So how do you freeze electricity rates, exactly? That’s the question soon to be facing New Jersey Governor-elect Mikie Sherrill, who achieved a resounding victory in this November’s gubernatorial election in part due to her promise to declare a state of emergency and stop New Jersey’s high and rising electricity rates from going up any further.
The answer is that it can be done the easy way, or it can be done the hard way.
What will most likely happen, Abraham Silverman, a Johns Hopkins University scholar who previously served as the New Jersey Board of Public Utilities’ general counsel, told me, is that New Jersey’s four major electric utilities will work with the governor to deliver on her promise, finding ways to shave off spending and show some forbearance.

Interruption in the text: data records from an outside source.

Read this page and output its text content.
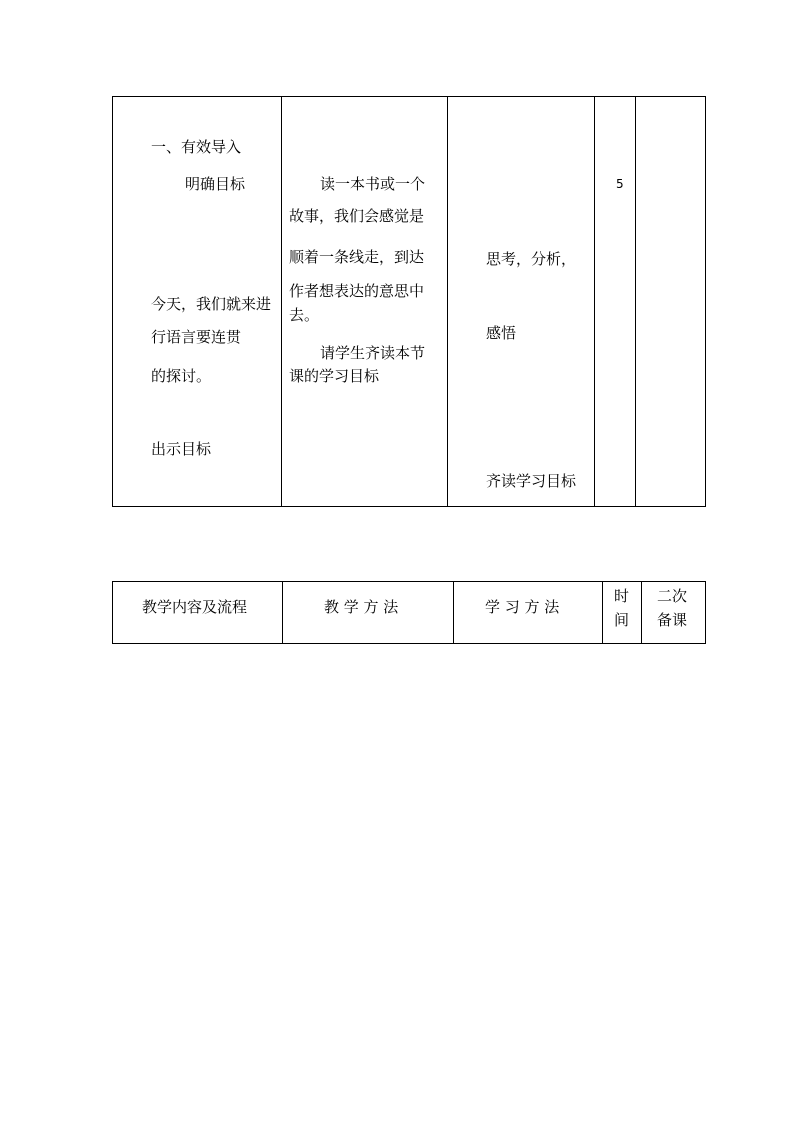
一、有效导入
明确目标
今天，我们就来进
行语言要连贯
的探讨。
出示目标
读一本书或一个
故事，我们会感觉是
顺着一条线走，到达
作者想表达的意思中
去。
请学生齐读本节
课的学习目标
思考，分析，
感悟
齐读学习目标
5
教学内容及流程	教 学 方 法	学 习 方 法
时
间
二次
备课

Indeed, “We stand ready to work with the incoming administration to do our part to keep rates as low as possible in the short term and work on longer-term solutions to add supply,” Ralph LaRossa, the chief executive of PSE&G, one of the major utilities in New Jersey, told analysts on an earnings call held the day before the election.
PSE&G’s retail bills rose 36% this past summer, according to the investment bank Jefferies. As for what working with the administration might look like, “We expect management to offer rate concessions,” Jefferies analyst Paul Zimbrado wrote in a note to clients in the days following the election, meaning essentially that the utility would choose to eat some higher costs. PSE&G might also get “creative,” which could mean things like “extensions of asset recoverable lives, regulatory item amortization acceleration, and other approaches to deliver customer bill savings in the near-term,” i.e. deferring or spreading out costs to minimize their immediate impact. “These would be cash flow negative but [PSE&G] has the cushion to absorb it,” Zimbrado wrote.

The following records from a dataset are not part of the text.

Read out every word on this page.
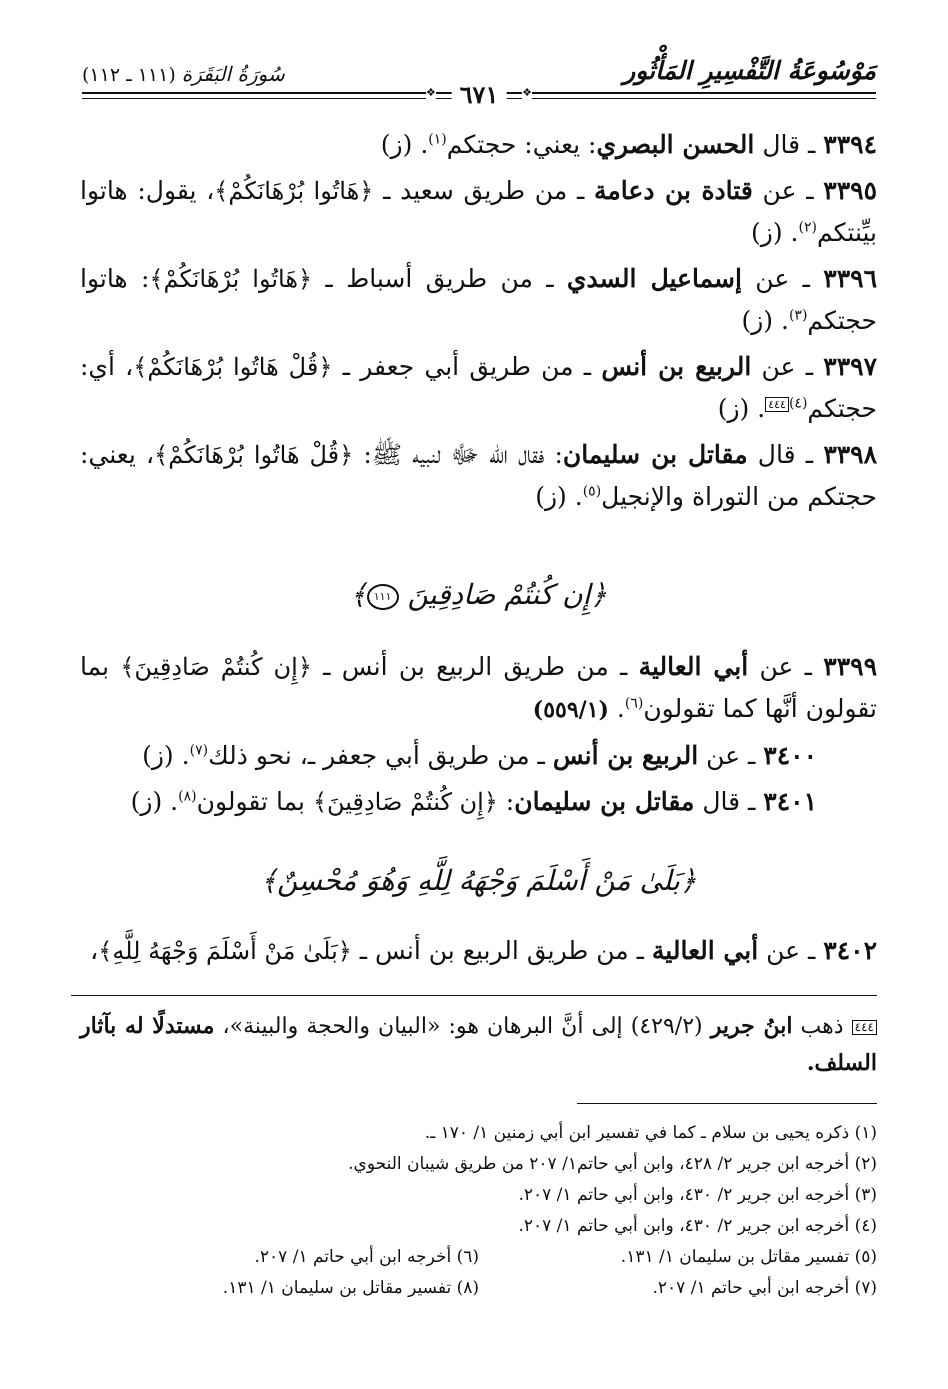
مَوْسُوعَةُ التَّفْسِيرِ المَأْثُور
سُورَةُ البَقَرَة (١١١ ـ ١١٢)
❖
٦٧١
❖

٣٣٩٤ ـ قال الحسن البصري: يعني: حجتكم$^{(١)}$. (ز)

٣٣٩٥ ـ عن قتادة بن دعامة ـ من طريق سعيد ـ ﴿هَاتُوا بُرْهَانَكُمْ﴾، يقول: هاتوا بيِّنتكم$^{(٢)}$. (ز)

٣٣٩٦ ـ عن إسماعيل السدي ـ من طريق أسباط ـ ﴿هَاتُوا بُرْهَانَكُمْ﴾: هاتوا حجتكم$^{(٣)}$. (ز)

٣٣٩٧ ـ عن الربيع بن أنس ـ من طريق أبي جعفر ـ ﴿قُلْ هَاتُوا بُرْهَانَكُمْ﴾، أي: حجتكم$^{(٤)}$٤٤٤. (ز)

٣٣٩٨ ـ قال مقاتل بن سليمان: فقال الله ﷻ لنبيه ﷺ: ﴿قُلْ هَاتُوا بُرْهَانَكُمْ﴾، يعني: حجتكم من التوراة والإنجيل$^{(٥)}$. (ز)

﴿إِن كُنتُمْ صَادِقِينَ ١١١﴾

٣٣٩٩ ـ عن أبي العالية ـ من طريق الربيع بن أنس ـ ﴿إِن كُنتُمْ صَادِقِينَ﴾ بما تقولون أنَّها كما تقولون$^{(٦)}$. (٥٥٩/١)

٣٤٠٠ ـ عن الربيع بن أنس ـ من طريق أبي جعفر ـ، نحو ذلك$^{(٧)}$. (ز)

٣٤٠١ ـ قال مقاتل بن سليمان: ﴿إِن كُنتُمْ صَادِقِينَ﴾ بما تقولون$^{(٨)}$. (ز)

﴿بَلَىٰ مَنْ أَسْلَمَ وَجْهَهُ لِلَّهِ وَهُوَ مُحْسِنٌ﴾

٣٤٠٢ ـ عن أبي العالية ـ من طريق الربيع بن أنس ـ ﴿بَلَىٰ مَنْ أَسْلَمَ وَجْهَهُ لِلَّهِ﴾،

٤٤٤ ذهب ابنُ جرير (٤٢٩/٢) إلى أنَّ البرهان هو: «البيان والحجة والبينة»، مستدلًا له بآثار السلف.
(١) ذكره يحيى بن سلام ـ كما في تفسير ابن أبي زمنين ١/ ١٧٠ ـ.
(٢) أخرجه ابن جرير ٢/ ٤٢٨، وابن أبي حاتم١/ ٢٠٧ من طريق شيبان النحوي.
(٣) أخرجه ابن جرير ٢/ ٤٣٠، وابن أبي حاتم ١/ ٢٠٧.
(٤) أخرجه ابن جرير ٢/ ٤٣٠، وابن أبي حاتم ١/ ٢٠٧.
(٥) تفسير مقاتل بن سليمان ١/ ١٣١.
(٦) أخرجه ابن أبي حاتم ١/ ٢٠٧.
(٧) أخرجه ابن أبي حاتم ١/ ٢٠٧.
(٨) تفسير مقاتل بن سليمان ١/ ١٣١.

In return, Silverman told me that the New Jersey utilities “have a wish list of things they want from the administration and from the legislature,” including new nuclear plants, owning generation, and investing in energy storage. “I think that they are probably incented to work with the new administration to come up with that list of items that they think they can accomplish again without sacrificing reliability.”
Well before the election, in a statement issued in August responding to Sherrill’s energy platform, PSE&G hinted toward a path forward in its dealings with the state, noting that it isn’t allowed to build or own power generation and arguing that this deregulatory step “precluded all New Jersey electric companies from developing or offering new sources of power supply to meet rising demand and reduce prices.” Of course, the failure to get new supply online has bedeviled regulators and policymakers throughout the PJM Interconnection, of which New Jersey is a part. If Mikie Sherrill can figure out how to get generation online quickly in New Jersey, she’ll have accomplished something more impressive than a rate freeze.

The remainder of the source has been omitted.